Pinot Blanc is a close relative of Pinot Gris and produces light, dry white wines with good acidity but little aroma. Sometimes used as a blending grape.

Pinot Gris (white)

Also known as Pinot Grigio in Italy, this white wine grape is a clone of Pinot Noir. It does well in Oregon, parts of northern Italy and the Alsace region of France.

Pinot Noir (red)

Notoriously finicky to grow, Pinot Noir is the red wine grape of Burgundy. In the New World, good success has been achieved in Oregon and cooler areas of California. Complex, full-bodied and rich, Pinot Noir is capable of producing some of the very finest wines available.

Petite Sirah (red)

Often confused with Syrah, Petite Sirah’s is the name given to the Durif grape in California and is only a cousin to the Syrah grape.
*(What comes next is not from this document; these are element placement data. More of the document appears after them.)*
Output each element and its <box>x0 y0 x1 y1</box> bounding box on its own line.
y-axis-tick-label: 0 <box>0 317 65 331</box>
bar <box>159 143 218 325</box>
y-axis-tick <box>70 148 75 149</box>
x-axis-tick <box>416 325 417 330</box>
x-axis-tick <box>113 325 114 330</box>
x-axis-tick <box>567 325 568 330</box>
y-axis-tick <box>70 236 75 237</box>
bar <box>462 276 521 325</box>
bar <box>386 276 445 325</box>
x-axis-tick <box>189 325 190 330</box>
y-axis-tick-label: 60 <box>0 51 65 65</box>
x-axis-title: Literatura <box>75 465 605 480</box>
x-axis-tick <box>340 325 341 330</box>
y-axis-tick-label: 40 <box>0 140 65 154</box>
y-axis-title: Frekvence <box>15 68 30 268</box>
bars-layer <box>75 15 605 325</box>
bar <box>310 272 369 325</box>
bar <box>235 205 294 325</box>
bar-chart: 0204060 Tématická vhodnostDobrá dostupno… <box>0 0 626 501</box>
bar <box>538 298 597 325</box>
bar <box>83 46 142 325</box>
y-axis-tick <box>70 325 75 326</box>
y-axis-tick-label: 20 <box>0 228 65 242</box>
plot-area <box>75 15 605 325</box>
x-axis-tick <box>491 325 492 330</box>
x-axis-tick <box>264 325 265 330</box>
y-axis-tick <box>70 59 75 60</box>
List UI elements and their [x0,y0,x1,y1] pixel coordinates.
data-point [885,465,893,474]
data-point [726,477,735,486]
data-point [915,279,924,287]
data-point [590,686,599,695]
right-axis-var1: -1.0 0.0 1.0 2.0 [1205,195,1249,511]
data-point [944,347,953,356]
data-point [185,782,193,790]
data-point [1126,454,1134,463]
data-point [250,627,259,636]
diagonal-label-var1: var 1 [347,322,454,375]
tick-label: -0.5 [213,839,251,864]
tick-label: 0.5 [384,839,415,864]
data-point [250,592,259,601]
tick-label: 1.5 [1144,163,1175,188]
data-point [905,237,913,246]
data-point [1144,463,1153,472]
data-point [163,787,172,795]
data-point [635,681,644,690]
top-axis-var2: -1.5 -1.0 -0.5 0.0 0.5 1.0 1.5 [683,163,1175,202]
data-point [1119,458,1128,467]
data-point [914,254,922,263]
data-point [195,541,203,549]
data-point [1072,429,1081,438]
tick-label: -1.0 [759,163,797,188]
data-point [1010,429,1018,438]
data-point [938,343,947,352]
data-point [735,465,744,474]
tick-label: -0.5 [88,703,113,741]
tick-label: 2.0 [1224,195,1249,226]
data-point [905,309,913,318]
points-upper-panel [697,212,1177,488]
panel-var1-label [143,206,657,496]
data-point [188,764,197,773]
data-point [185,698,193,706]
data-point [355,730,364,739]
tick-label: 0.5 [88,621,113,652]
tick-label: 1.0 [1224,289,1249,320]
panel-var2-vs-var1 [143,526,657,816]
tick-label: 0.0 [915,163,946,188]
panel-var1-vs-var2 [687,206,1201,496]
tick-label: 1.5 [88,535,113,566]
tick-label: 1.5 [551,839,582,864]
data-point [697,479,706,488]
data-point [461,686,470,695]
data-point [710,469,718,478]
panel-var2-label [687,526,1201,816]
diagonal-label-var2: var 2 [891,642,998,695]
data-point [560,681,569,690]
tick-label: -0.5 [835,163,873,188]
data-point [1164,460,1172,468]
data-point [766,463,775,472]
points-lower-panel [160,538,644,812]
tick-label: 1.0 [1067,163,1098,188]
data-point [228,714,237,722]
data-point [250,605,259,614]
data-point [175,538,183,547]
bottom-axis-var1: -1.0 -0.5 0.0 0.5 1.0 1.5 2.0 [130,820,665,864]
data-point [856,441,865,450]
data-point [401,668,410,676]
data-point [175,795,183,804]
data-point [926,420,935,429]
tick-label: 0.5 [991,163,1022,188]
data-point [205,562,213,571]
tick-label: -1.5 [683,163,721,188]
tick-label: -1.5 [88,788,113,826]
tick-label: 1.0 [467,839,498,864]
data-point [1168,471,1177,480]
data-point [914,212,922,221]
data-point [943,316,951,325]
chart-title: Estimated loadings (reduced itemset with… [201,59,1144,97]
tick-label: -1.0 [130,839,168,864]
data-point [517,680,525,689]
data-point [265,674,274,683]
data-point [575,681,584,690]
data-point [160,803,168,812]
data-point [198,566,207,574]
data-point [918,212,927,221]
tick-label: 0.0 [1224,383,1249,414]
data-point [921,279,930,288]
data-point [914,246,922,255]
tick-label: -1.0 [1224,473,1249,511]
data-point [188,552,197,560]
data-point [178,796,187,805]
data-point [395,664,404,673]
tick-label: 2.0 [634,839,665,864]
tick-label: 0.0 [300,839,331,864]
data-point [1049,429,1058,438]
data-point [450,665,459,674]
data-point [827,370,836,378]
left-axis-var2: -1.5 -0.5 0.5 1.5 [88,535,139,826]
Dark, intense and tannic, Petite Sirah ages well but is often used as a blending grape, especially with Zinfandel.

Riesling (white)

Riesling’s soul is in Germany but good examples can also be found in many countries. Riesling makes excellent dry and sweet white wines that are unique, pair well with a wide variety of foods and can have good aging ability.

Sangiovese (red)

The primary grape of Italian Chianti, Sangiovese is a medium-weight red wine with a good acidic structure that compliments food.

Sauvignon Blanc (white)

Sometimes labeled as Fume Blanc in California, this refreshing light white wine is typically high in acid and has zesty flavors that range from fresh-mowed grass to grapefruit.

Semillon (white)

Made in both dry and sweet versions, Semillon is perhaps best-known as the primary grape in the world’s most highly touted dessert wine, Chateau d’Yquem. Blends with Sauvignon Blanc and Semillon are common in France. Chile grows the highest volume of Semillon.

Syrah (red)

Shiraz and Syrah are the same grape varietal, but Shiraz became the name of the wine in Australia, South Africa and other locales.

Tempranillo (red)

The major red wine grape of Spain, Tempranillo is the basis of wines from Rioja and other areas. It is often blended with other grapes to produce a dark, rich red wine with excellent aging capabilities.

Viognier (white)

A dry, highly aromatic wine that often smells like flowers or perfume, Viognier is growing in popularity in many winegrowing regions. Deep gold in color and weighty, Viognier is not very high in acid and is often used as a blending grape but can be spectacular as a stand-alone bottling.

Zinfandel (red)

Although it’s considered a California native, Zinfandel has its roots in the Old World country of Croatia. Red wines made from Zinfandel can be dry, fruity and robust or when very ripe, more like Port. In the 1980s a rose of Zinfandel made in slightly sweet style started the White Zinfandel craze that remains popular today.